Black Mirror'ın kurgusu gerçek oluyor: Bumble'da yapay zeka dönemi
Bilim kurgu dizisi Black Mirror'ın yapay zeka ve teknolojiye ilişkin öngörüleri her geçen gün gerçekliğe daha çok yaklaşıyor. Tanışma ve flört uygulaması olan Bumble'ın kurucusu Whitney Wolfe Herd "Artık sizin yerinize bir yapay zeka, diğer kullanıcıların yapay zekasıyla etkileşime geçecek ve size en uygun eş adaylarını önerecek" dedi. Bu; dizinin 6 yıl önce çekilen bölümünde işlenen bir konuydu.
Yapay zeka, hayatı artık başka biçimde yorumlayacak yeniliklerle hergün şaşırtıyor.

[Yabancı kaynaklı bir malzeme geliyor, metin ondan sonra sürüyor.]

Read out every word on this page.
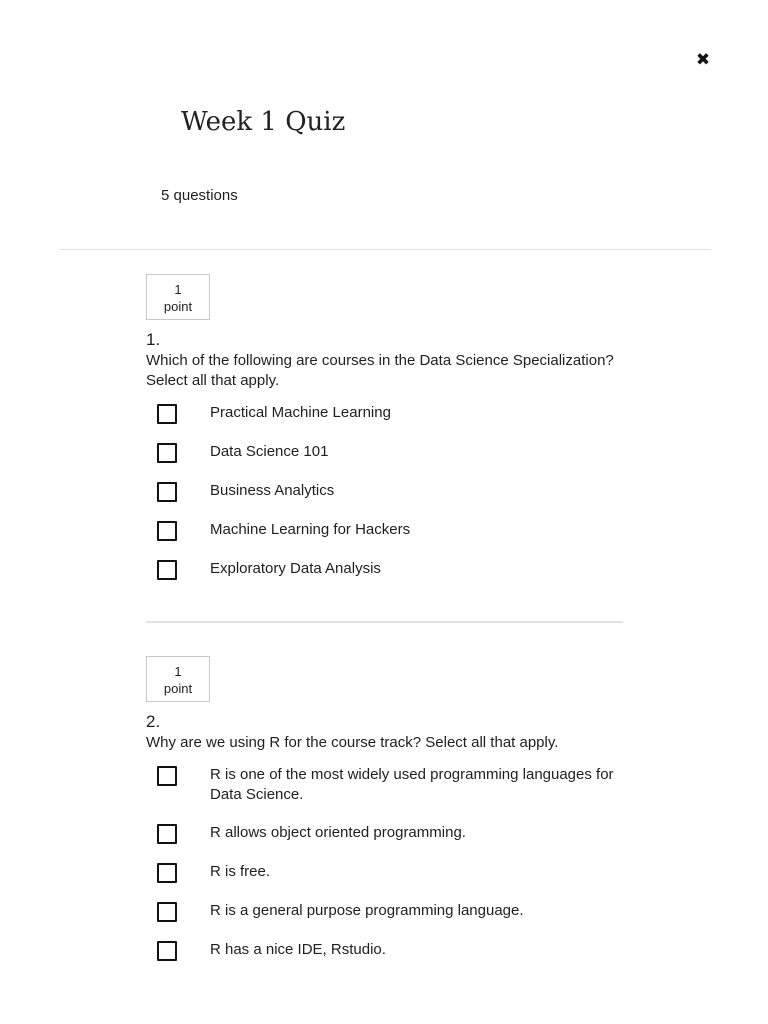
✖
Week 1 Quiz
5 questions
1
point
1.
Which of the following are courses in the Data Science Specialization? Select all that apply.
Practical Machine Learning
Data Science 101
Business Analytics
Machine Learning for Hackers
Exploratory Data Analysis
1
point
2.
Why are we using R for the course track? Select all that apply.
R is one of the most widely used programming languages for Data Science.
R allows object oriented programming.
R is free.
R is a general purpose programming language.
R has a nice IDE, Rstudio.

Yapay zekanın insan hayatına etkisini irdeleyen ve teknolojinin hayatı kolaylaştırdığı kadar çözülmeyecek düğümleri de beraberine getireceği mesajını veren bilim kurgu dizisi Black Mirror'ın bir kehaneti daha gerçekleşiyor.
6 sezonluk dizinin 6 yıl önce yayınlanan bir bölümünde yapay zekanın insanlar arasındaki ilişkiyi belirlediği ve en iyi olanı belirlerken, kişinin kararlarının hükümsüz kaldığı konusu işlenmişti.
2014 yılında tanıtılan ve milyonlarca insanın tercihi haline gelen tanışma uygulaması Bumble'ın da yapay zeka ile birleşen yeni algoritması kullanıcılara uygun eşleşmeyi sağlayacak.
Bumble, kullanıcıların 'sağ'a ya da 'sol'a kaydırma prensibiyle çalışan etkili bir tanışma uygulaması olarak biliniyor.
Bumble'ın kurucusu Whitney Wolfe Herd, Bumble uygulamasının geleceğine yönelik konuştu.
Herd yaptığı konuşmada Bumble uygulamasının yapay zeka ile geleceğine dair ifadeler kullandı:
"Artık sizin yerinize bir yapay zeka, diğer kullanıcıların yapay zekasıyla etkileşime geçecek ve size en uygun eş adaylarını önerecek. Bu, adeta bir flört rehberinin diğerleriyle iletişim kurup sizin için en iyi eş adaylarını belirleyebileceği bir çağın başlangıcı gibi.
Siz 600 kişiyle iletişim kurmak zorunda kalmayacaksınız; yapay zeka, size şehrinizdeki binlerce kişi arasından gerçekten tanışmaya değer olanları seçecek. İşte yapay zekanın gücünü en etkili şekilde kullanmanın yolu budur."
Bu yenilikçi adımın arkasında yatan düşünceyi Wolfe Herd şu sözlerle açıklıyor: "Bir ilişki kurmak bazen yorucu olabilir. Bu nedenle, insanların ilk adımı atarken güvenli ve özgün hissetmelerini sağlamak istedik."